Pengamen Asyik Apep dan Tedi dari Banjar, Duet Ukulele dan Kendang Paralon yang Bikin Takjub. Foto/Hermanto.PasundanNews.com

BERITA BANJAR, PASUNDANNEWS.COM – Di tengah lalu-lalang pengendara di rest area Banjar Atas, dua sosok bersahaja kerap menarik perhatian.

Mereka adalah Apep (40) dan Tedi (36), warga Kota Banjar, yang menghibur pengunjung dengan gaya unik dalam bermusik.

Alih-alih alat musik konvensional, keduanya menggunakan ukulele dan kendang yang terbuat dari paralon bekas.

Setiap malam, mereka membawakan lagu-lagu lawas, lagu wajib nasional, hingga keroncong dan pop Sunda.

Namun yang membuat penampilan mereka menonjol adalah irama dangdut koplo yang mereka usung. Meski dengan alat sederhana, harmonisasi suara dan irama yang ditampilkan terdengar begitu padu dan memikat.

“Biar alat sederhana, yang penting niat dan rasa. Kami ingin menghibur dengan sepenuh hati,” ujar Apep, Sabtu (21/6/2025) malam.

Sementara itu, Tedi, juga mengatakan bahwa mereka tidak ingin hanya dilihat sebagai pengamen biasa.

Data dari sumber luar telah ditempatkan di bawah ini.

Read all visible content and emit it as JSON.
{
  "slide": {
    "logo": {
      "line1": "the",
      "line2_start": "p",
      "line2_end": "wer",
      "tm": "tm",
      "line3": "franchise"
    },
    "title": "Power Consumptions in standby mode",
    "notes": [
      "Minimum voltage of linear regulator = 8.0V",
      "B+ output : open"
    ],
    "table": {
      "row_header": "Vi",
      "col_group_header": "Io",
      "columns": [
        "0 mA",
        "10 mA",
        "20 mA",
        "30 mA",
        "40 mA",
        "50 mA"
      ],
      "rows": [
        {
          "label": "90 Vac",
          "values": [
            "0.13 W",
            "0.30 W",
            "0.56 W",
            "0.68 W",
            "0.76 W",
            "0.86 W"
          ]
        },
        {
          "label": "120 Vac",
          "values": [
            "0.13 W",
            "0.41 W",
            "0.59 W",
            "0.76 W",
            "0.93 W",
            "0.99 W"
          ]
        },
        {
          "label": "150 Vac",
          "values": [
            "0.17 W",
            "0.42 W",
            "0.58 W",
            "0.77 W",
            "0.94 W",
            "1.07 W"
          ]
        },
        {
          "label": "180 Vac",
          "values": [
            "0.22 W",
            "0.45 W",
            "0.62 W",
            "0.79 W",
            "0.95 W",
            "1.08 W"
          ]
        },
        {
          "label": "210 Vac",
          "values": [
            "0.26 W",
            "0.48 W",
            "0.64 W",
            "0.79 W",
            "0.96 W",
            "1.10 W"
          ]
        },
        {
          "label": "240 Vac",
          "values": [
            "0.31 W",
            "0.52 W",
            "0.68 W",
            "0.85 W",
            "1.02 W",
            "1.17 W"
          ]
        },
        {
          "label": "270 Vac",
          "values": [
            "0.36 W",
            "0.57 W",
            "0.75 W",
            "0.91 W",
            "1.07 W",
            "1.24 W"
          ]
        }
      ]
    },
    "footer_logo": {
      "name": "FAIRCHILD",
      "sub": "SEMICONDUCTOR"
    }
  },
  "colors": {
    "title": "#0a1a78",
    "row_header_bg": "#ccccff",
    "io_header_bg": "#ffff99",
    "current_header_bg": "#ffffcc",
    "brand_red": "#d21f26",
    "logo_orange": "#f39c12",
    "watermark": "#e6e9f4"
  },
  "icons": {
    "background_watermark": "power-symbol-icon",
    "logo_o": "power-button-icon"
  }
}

“Kami juga seniman. Musik adalah cara kami mengekspresikan jiwa,” katanya sambil membenarkan kendang paralon miliknya.

Penampilan santun mereka juga menjadi nilai tambah. Tak hanya menghibur, keduanya kerap menyelipkan pesan-pesan positif di sela-sela lagu. Pengunjung pun mengaku senang dan terhibur oleh aksi mereka.

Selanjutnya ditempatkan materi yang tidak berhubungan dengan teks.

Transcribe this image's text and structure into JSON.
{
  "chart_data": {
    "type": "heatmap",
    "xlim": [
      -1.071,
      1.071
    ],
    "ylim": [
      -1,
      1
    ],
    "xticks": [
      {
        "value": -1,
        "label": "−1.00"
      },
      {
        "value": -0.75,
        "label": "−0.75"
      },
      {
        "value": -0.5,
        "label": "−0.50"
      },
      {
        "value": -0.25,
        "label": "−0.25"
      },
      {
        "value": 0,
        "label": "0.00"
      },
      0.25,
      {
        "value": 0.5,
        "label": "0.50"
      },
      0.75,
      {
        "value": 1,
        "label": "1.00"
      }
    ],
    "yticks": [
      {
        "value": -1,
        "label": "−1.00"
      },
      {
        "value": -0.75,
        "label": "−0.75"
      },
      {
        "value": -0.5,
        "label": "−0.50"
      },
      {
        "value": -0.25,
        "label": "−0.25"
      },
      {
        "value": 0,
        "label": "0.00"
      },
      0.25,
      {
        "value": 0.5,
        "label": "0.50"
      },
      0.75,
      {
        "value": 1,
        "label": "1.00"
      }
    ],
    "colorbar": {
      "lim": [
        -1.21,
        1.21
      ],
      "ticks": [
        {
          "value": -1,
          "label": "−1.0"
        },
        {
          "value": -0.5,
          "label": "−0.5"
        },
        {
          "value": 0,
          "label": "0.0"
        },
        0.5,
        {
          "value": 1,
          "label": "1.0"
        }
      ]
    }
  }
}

“Bikin adem, apalagi waktu mereka bawain lagu perjuangan dengan irama koplo, keren banget,” kata Rais, salah satu pengunjung rest area.

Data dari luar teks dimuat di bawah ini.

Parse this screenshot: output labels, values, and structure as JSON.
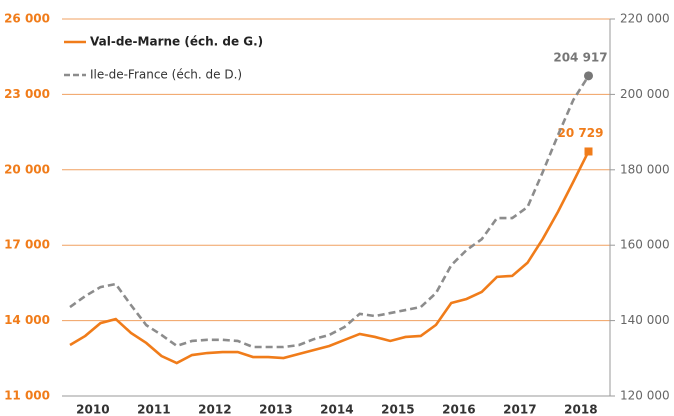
{
  "chart_data": {
    "type": "line",
    "categories": [
      null,
      "2010",
      null,
      null,
      null,
      "2011",
      null,
      null,
      null,
      "2012",
      null,
      null,
      null,
      "2013",
      null,
      null,
      null,
      "2014",
      null,
      null,
      null,
      "2015",
      null,
      null,
      null,
      "2016",
      null,
      null,
      null,
      "2017",
      null,
      null,
      null,
      "2018",
      null
    ],
    "series": [
      {
        "name": "Val-de-Marne (éch. de G.)",
        "color": "#f07c1a",
        "axis": "y",
        "values": [
          13030,
          13390,
          13900,
          14060,
          13510,
          13110,
          12590,
          12310,
          12630,
          12710,
          12750,
          12750,
          12550,
          12550,
          12510,
          12670,
          12830,
          12990,
          13230,
          13470,
          13350,
          13190,
          13350,
          13390,
          13830,
          14700,
          14860,
          15140,
          15740,
          15780,
          16300,
          17250,
          18330,
          19520,
          20729
        ],
        "value_labels": [
          null,
          null,
          null,
          null,
          null,
          null,
          null,
          null,
          null,
          null,
          null,
          null,
          null,
          null,
          null,
          null,
          null,
          null,
          null,
          null,
          null,
          null,
          null,
          null,
          null,
          null,
          null,
          null,
          null,
          null,
          null,
          null,
          null,
          null,
          "20 729"
        ]
      },
      {
        "name": "Ile-de-France (éch. de D.)",
        "color": "#8c8c8c",
        "axis": "y2",
        "values": [
          143600,
          146500,
          148900,
          149700,
          144100,
          138800,
          136200,
          133300,
          134600,
          134900,
          134900,
          134600,
          133000,
          133000,
          133000,
          133500,
          135100,
          136200,
          138300,
          141800,
          141200,
          142000,
          142800,
          143600,
          147300,
          154700,
          158700,
          161600,
          167200,
          167200,
          170100,
          179400,
          189200,
          198500,
          204917
        ],
        "value_labels": [
          null,
          null,
          null,
          null,
          null,
          null,
          null,
          null,
          null,
          null,
          null,
          null,
          null,
          null,
          null,
          null,
          null,
          null,
          null,
          null,
          null,
          null,
          null,
          null,
          null,
          null,
          null,
          null,
          null,
          null,
          null,
          null,
          null,
          null,
          "204 917"
        ]
      }
    ],
    "ylim": [
      11000,
      26000
    ],
    "yticks": [
      {
        "value": 11000,
        "label": "11 000"
      },
      {
        "value": 14000,
        "label": "14 000"
      },
      {
        "value": 17000,
        "label": "17 000"
      },
      {
        "value": 20000,
        "label": "20 000"
      },
      {
        "value": 23000,
        "label": "23 000"
      },
      {
        "value": 26000,
        "label": "26 000"
      }
    ],
    "y2lim": [
      120000,
      220000
    ],
    "y2ticks": [
      {
        "value": 120000,
        "label": "120 000"
      },
      {
        "value": 140000,
        "label": "140 000"
      },
      {
        "value": 160000,
        "label": "160 000"
      },
      {
        "value": 180000,
        "label": "180 000"
      },
      {
        "value": 200000,
        "label": "200 000"
      },
      {
        "value": 220000,
        "label": "220 000"
      }
    ],
    "grid": true,
    "legend": "top-left"
  }
}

Dalam satu malam, mereka bisa mengumpulkan uang antara Rp40 ribu hingga Rp80 ribu lebih. Namun bukan hanya untuk kebutuhan pribadi, sebagian hasil mengamen mereka sisihkan untuk kencleng masjid.

Mereka membuktikan bahwa kesederhanaan bukan halangan untuk berkarya. Aksi mereka bukan sekadar mengamen, tapi bentuk nyata seni jalanan yang jujur dan menyentuh.